Meta AI Research has released Segment Anything, a model that can do automatic semantic segmentation of images without prior training for a specific application. The code, pre-trained models, and the training dataset are publicly available. After testing a few images on the website, I installed it as per the instructions on the Github page.
I wanted to try it on ProRail’s high-resolution nadir and oblique aerial imagery, which is available to download from SpoorInBeeld.nl. I wrote a Python program that loads the images and then moves a sliding window over them to obtain 1024×1024 pixel images, which is a much more convenient size for further processing than the original images (which can be up to 150 Megapixels in size). The smaller images are run through the segmentation and then, for now, stored with the mask overlay. For further processing it would make more sense to cut out each mask.
Here’s an image showing cars on a highway:
And here’s a piece of railroad track:
I think that the segmentation does a pretty good job. The interrupted paint stripes are all separate segments, as are the individual sleepers – but the ballast bed in between rails is one continuous surface, and the two rail coils in the lower image have been very nicely detected.
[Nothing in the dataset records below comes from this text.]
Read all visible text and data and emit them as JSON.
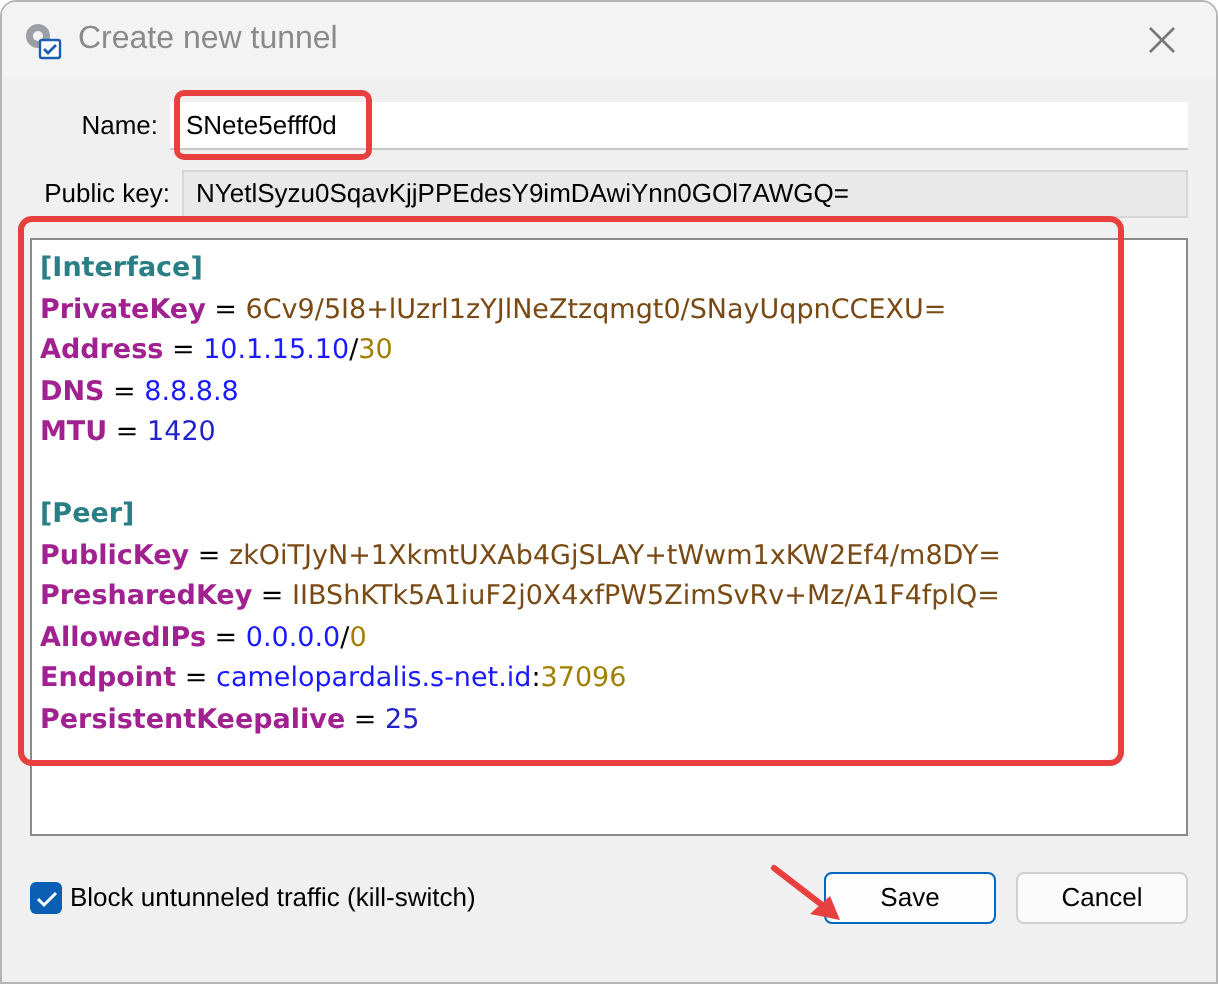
{
  "window": {
    "title": "Create new tunnel"
  },
  "name_field": {
    "label": "Name:",
    "value": "SNete5efff0d"
  },
  "public_key": {
    "label": "Public key:",
    "value": "NYetlSyzu0SqavKjjPPEdesY9imDAwiYnn0GOl7AWGQ="
  },
  "config": [
    {
      "header": "[Interface]",
      "lines": [
        [
          {
            "kind": "key",
            "text": "PrivateKey"
          },
          {
            "kind": "op",
            "text": " = "
          },
          {
            "kind": "base64",
            "text": "6Cv9/5I8+lUzrl1zYJlNeZtzqmgt0/SNayUqpnCCEXU="
          }
        ],
        [
          {
            "kind": "key",
            "text": "Address"
          },
          {
            "kind": "op",
            "text": " = "
          },
          {
            "kind": "ip",
            "text": "10.1.15.10"
          },
          {
            "kind": "op",
            "text": "/"
          },
          {
            "kind": "cidr",
            "text": "30"
          }
        ],
        [
          {
            "kind": "key",
            "text": "DNS"
          },
          {
            "kind": "op",
            "text": " = "
          },
          {
            "kind": "ip",
            "text": "8.8.8.8"
          }
        ],
        [
          {
            "kind": "key",
            "text": "MTU"
          },
          {
            "kind": "op",
            "text": " = "
          },
          {
            "kind": "number",
            "text": "1420"
          }
        ]
      ]
    },
    {
      "header": "[Peer]",
      "lines": [
        [
          {
            "kind": "key",
            "text": "PublicKey"
          },
          {
            "kind": "op",
            "text": " = "
          },
          {
            "kind": "base64",
            "text": "zkOiTJyN+1XkmtUXAb4GjSLAY+tWwm1xKW2Ef4/m8DY="
          }
        ],
        [
          {
            "kind": "key",
            "text": "PresharedKey"
          },
          {
            "kind": "op",
            "text": " = "
          },
          {
            "kind": "base64",
            "text": "IIBShKTk5A1iuF2j0X4xfPW5ZimSvRv+Mz/A1F4fplQ="
          }
        ],
        [
          {
            "kind": "key",
            "text": "AllowedIPs"
          },
          {
            "kind": "op",
            "text": " = "
          },
          {
            "kind": "ip",
            "text": "0.0.0.0"
          },
          {
            "kind": "op",
            "text": "/"
          },
          {
            "kind": "cidr",
            "text": "0"
          }
        ],
        [
          {
            "kind": "key",
            "text": "Endpoint"
          },
          {
            "kind": "op",
            "text": " = "
          },
          {
            "kind": "ip",
            "text": "camelopardalis.s-net.id"
          },
          {
            "kind": "op",
            "text": ":"
          },
          {
            "kind": "cidr",
            "text": "37096"
          }
        ],
        [
          {
            "kind": "key",
            "text": "PersistentKeepalive"
          },
          {
            "kind": "op",
            "text": " = "
          },
          {
            "kind": "number",
            "text": "25"
          }
        ]
      ]
    }
  ],
  "kill_switch": {
    "label": "Block untunneled traffic (kill-switch)",
    "checked": true
  },
  "buttons": [
    {
      "label": "Save",
      "selected": true
    },
    {
      "label": "Cancel",
      "selected": false
    }
  ]
}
I was about to complain about oversegmentation, but on second consideration this model does a very good job of splitting actual objects from featureless areas.
Here’s an oblique image of cars on the highway:
In how many pieces do you want your vehicle? 🙂 The segmentation is very detailed, with individual doors and windows being picked out.If you would only want to detect cars, this would definitely be oversegmented – but then this could probably be solved by downsampling the image to lower resolution.
And here’s an oblique image of the railroad track:
The most important thing here to me is that the catenary pole appears to be considered a single object (as is the lamp pole excluding the light fixture).
The question is then of course what practical applications this approach has, as it does not tell you what is has found. The big advantage is that it does indeed segment anything, without the need to first assemble a domain-specific training dataset and train a custom model. You can filter the masks by size to only retain segments that are of interest, and then run the segments through a classifier model – without the need to first to object detection with a custom model. Some of the oversegmentation could probably also be dealt with by lowering the image resolution.
All things considered this is a very interesting development that clearly has its uses for object detection and classification in images.